Eventually the protagonist ducks into a quieter street, only to find Ras leading a mob, looking for arms to battle the police. Ras calls for the protagonist to be hung, and the protagonist tries to explain that such brutality would confirm the narrative that the White leaders of the Brotherhood have created. In desperation when he realizes that he can’t convince Ras, he throws back a spear that Ras has thrown at him and spears him in the mouth. This creates a disruption that lets him escape. The protagonist intends to go back to Mary’s to seek refuge, but he’s pursued by a group of men asking what’s in his briefcase. While running away from them, he falls through an open manhole into a coal heap below the street. The men drag the cover back over the manhole, and the protagonist spends an indeterminable length of time down there, having a dream in which all his antagonists appear and blind him. He realizes that his imprisonment underground is the last disruption that finally shakes off the last vestiges of his old self.
The protagonist reflects on the journey he has undertaken, the isolation he continues to live in, and determines to emerge to continue the fight for social justice for Black people. While the text doesn’t state explicitly that he eventually got out of the underground coal heap, it seems likely that he does based on the book’s earlier chapters and the improbability of him surviving underground in a literal sense. However, the protagonist’s psychological invisibility continues even after he emerges physically from the manhole—a condition he seems determined either to use to his advantage or to change in the future.

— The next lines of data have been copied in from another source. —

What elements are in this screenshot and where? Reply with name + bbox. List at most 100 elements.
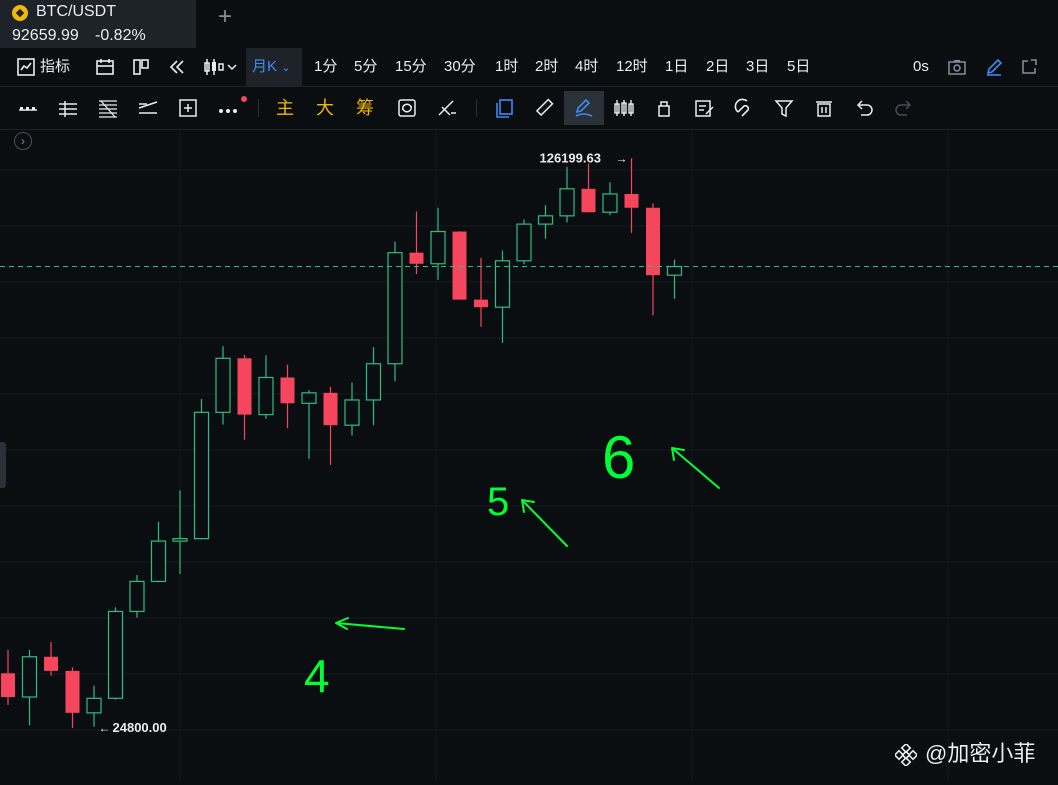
candle-body	[172, 538, 188, 542]
cross-tools-icon[interactable]	[436, 98, 458, 118]
indicators-button[interactable]: 指标	[40, 48, 70, 86]
candle-body	[581, 188, 596, 213]
interval-4h[interactable]: 4时	[575, 48, 598, 86]
drawing-toolbar: 主 大 筹	[0, 87, 1058, 130]
measure-icon[interactable]	[177, 98, 199, 118]
annotation-arrow-5	[521, 499, 568, 547]
layout-icon[interactable]	[131, 57, 151, 77]
low-label-arrow-icon: ←	[99, 721, 111, 735]
candlestick-chart[interactable]: 126199.63 → ← 24800.00 4 5 6	[0, 130, 1058, 780]
candle-body	[365, 363, 382, 401]
trend-angle-icon[interactable]	[137, 98, 159, 118]
candle-body	[150, 540, 167, 583]
candle-body	[44, 656, 58, 671]
annotation-label-6: 6	[602, 424, 635, 491]
collapse-legend-button[interactable]: ›	[14, 132, 32, 150]
candle-body	[193, 411, 210, 540]
interval-toolbar: 指标 月K ⌄ 1分 5分 15分 30分 1时 2时 4时 12时 1日 2日…	[0, 48, 1058, 87]
high-price-label: 126199.63	[540, 150, 601, 165]
interval-2h[interactable]: 2时	[535, 48, 558, 86]
chart-canvas[interactable]: 126199.63 → ← 24800.00 4 5 6	[0, 130, 1058, 780]
parallel-lines-icon[interactable]	[57, 98, 79, 118]
interval-monthly-button[interactable]: 月K ⌄	[246, 48, 302, 86]
candle-body	[537, 215, 554, 225]
interval-12h[interactable]: 12时	[616, 48, 648, 86]
candle-body	[237, 358, 252, 415]
candle-body	[323, 392, 338, 426]
candle-body	[280, 377, 295, 404]
undo-icon[interactable]	[853, 98, 875, 118]
chevron-down-icon[interactable]	[226, 57, 238, 77]
popout-icon[interactable]	[1019, 57, 1039, 77]
toolbar-divider	[258, 99, 259, 117]
candle-body	[21, 656, 38, 698]
ruler-icon[interactable]	[533, 98, 555, 118]
candle-body	[215, 357, 231, 413]
interval-5d[interactable]: 5日	[787, 48, 810, 86]
side-panel-handle[interactable]	[0, 442, 6, 488]
lock-icon[interactable]	[653, 98, 675, 118]
panels-icon[interactable]	[494, 98, 516, 118]
tab-bar: BTC/USDT 92659.99 -0.82% +	[0, 0, 1058, 48]
interval-2d[interactable]: 2日	[706, 48, 729, 86]
toolbar-divider	[476, 99, 477, 117]
candle-body	[452, 231, 467, 300]
interval-3d[interactable]: 3日	[746, 48, 769, 86]
chip-big[interactable]: 大	[316, 87, 334, 129]
tab-pair-label: BTC/USDT	[36, 3, 116, 20]
annotation-5: 5	[487, 480, 568, 547]
candle-body	[409, 252, 424, 264]
high-label-arrow-icon: →	[616, 151, 628, 165]
chip-main[interactable]: 主	[276, 87, 294, 129]
chip-chips[interactable]: 筹	[356, 87, 374, 129]
candle-body	[258, 376, 274, 416]
interval-1h[interactable]: 1时	[495, 48, 518, 86]
horizontal-ray-icon[interactable]	[17, 98, 39, 118]
chart-style-icon[interactable]	[16, 57, 36, 77]
more-icon[interactable]	[217, 98, 239, 118]
low-price-label: 24800.00	[113, 720, 167, 735]
candle-body	[129, 580, 145, 613]
candle-body	[344, 399, 360, 426]
trash-icon[interactable]	[813, 98, 835, 118]
candle-body	[65, 670, 80, 713]
notification-dot	[241, 96, 247, 102]
note-icon[interactable]	[693, 98, 715, 118]
annotation-label-4: 4	[304, 650, 330, 702]
interval-1m[interactable]: 1分	[314, 48, 337, 86]
annotation-label-5: 5	[487, 480, 509, 524]
pencil-icon[interactable]	[984, 57, 1004, 77]
candle-body	[301, 392, 317, 404]
rewind-icon[interactable]	[167, 57, 187, 77]
candle-body	[430, 230, 446, 265]
watermark-text: @加密小菲	[925, 741, 1036, 766]
interval-1d[interactable]: 1日	[665, 48, 688, 86]
redo-icon[interactable]	[893, 98, 915, 118]
candle-body	[624, 193, 639, 208]
camera-icon[interactable]	[947, 57, 967, 77]
add-tab-icon[interactable]: +	[214, 5, 236, 29]
tab-btc-usdt[interactable]: BTC/USDT 92659.99 -0.82%	[0, 0, 196, 48]
candle-body	[107, 610, 124, 699]
candle-compare-icon[interactable]	[613, 98, 635, 118]
interval-monthly-label: 月K	[252, 58, 278, 75]
binance-logo-icon	[895, 744, 917, 766]
candle-type-icon[interactable]	[202, 57, 224, 77]
annotation-arrow-6	[671, 447, 720, 489]
candle-body	[602, 193, 618, 213]
annotation-4: 4	[304, 617, 405, 702]
candle-body	[666, 265, 683, 276]
calendar-icon[interactable]	[95, 57, 115, 77]
draw-mode-icon[interactable]	[573, 98, 595, 118]
candle-body	[516, 223, 532, 262]
interval-15m[interactable]: 15分	[395, 48, 427, 86]
cycle-icon[interactable]	[396, 98, 418, 118]
interval-30m[interactable]: 30分	[444, 48, 476, 86]
filter-icon[interactable]	[773, 98, 795, 118]
annotation-arrow-4	[335, 617, 405, 630]
magnet-icon[interactable]	[733, 98, 755, 118]
fib-levels-icon[interactable]	[97, 98, 119, 118]
interval-5m[interactable]: 5分	[354, 48, 377, 86]
interval-chevron-icon: ⌄	[281, 62, 291, 74]
candle-body	[86, 697, 102, 714]
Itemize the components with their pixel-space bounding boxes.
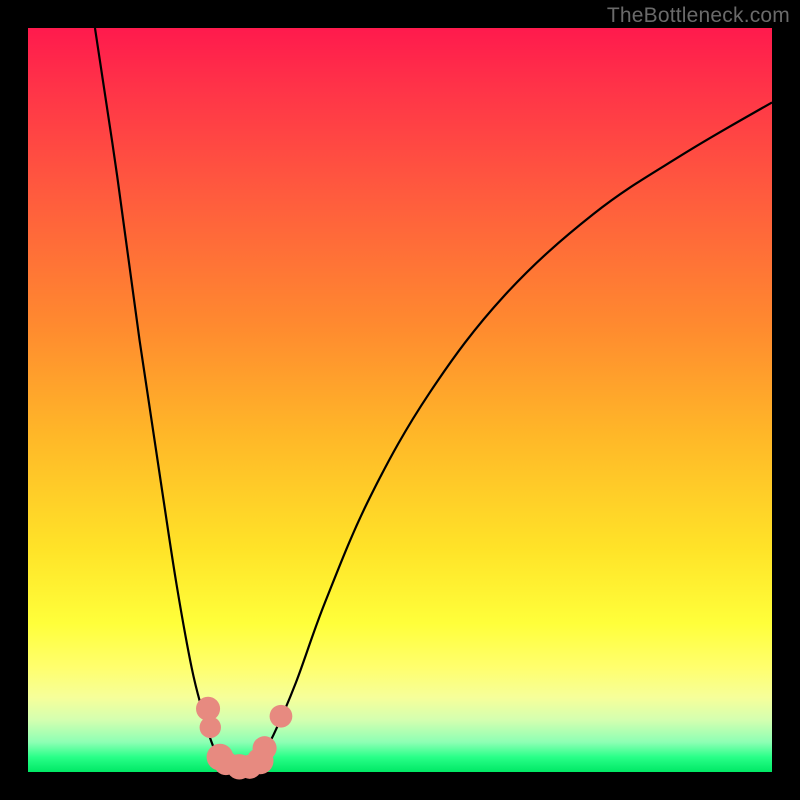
outer-frame: TheBottleneck.com bbox=[0, 0, 800, 800]
chart-svg bbox=[28, 28, 772, 772]
watermark-text: TheBottleneck.com bbox=[607, 4, 790, 28]
marker-m2 bbox=[200, 717, 221, 738]
left-branch-curve bbox=[95, 28, 229, 770]
plot-area bbox=[28, 28, 772, 772]
marker-m9 bbox=[270, 705, 293, 728]
marker-m8 bbox=[253, 736, 277, 760]
right-branch-curve bbox=[251, 102, 772, 769]
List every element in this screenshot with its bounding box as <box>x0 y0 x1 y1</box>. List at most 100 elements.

The last section of the book contains events that finally make the protagonist realize that the so-called benevolence of the Brotherhood is an illusion. This realization, and the realization that White leaders tend to view Black people as interchangeable and anonymous, forces the protagonist to sever his concept of self from his association with the Brotherhood. Being forced down into the manhole allows the protagonist, for the first time, to be isolated from the forces that have led him in his journey of self-awareness. He perceives that to the Brotherhood and to White people, he is “invisible,” a revelation that might seem on the surface to be another restriction or oppression. However, the protagonist has discovered the reality of the situation, allowing him to act in more effective ways. He becomes determined to find out how he can truly effect change rather than how other people tell him he can. In other words, he has finally learned to think critically and for himself, a mark of independence and maturity. His coming-of-age journey has reached its final phase.
The protagonist’s transformation reaches its apex when he emerges from his isolation and anonymity, ready to reengage with the world given the knowledge he has gained from his experiences. In Joseph Campbell’s “hero’s journey,” he has reached the “return” phase, in which the hero uses the transformation he has undergone to return to the world in a new and deeper way. The protagonist still believes there is a way to work for racial change but has come to rely on his own instinct—a trait that he lacked earlier in the book—rather than on outer “authorities” defining who he is and what he should be striving for. Even Ras is an external force trying to lead the protagonist in a particular direction, and the protagonist hurling the spear at him represents a final rejection of all outer authorities.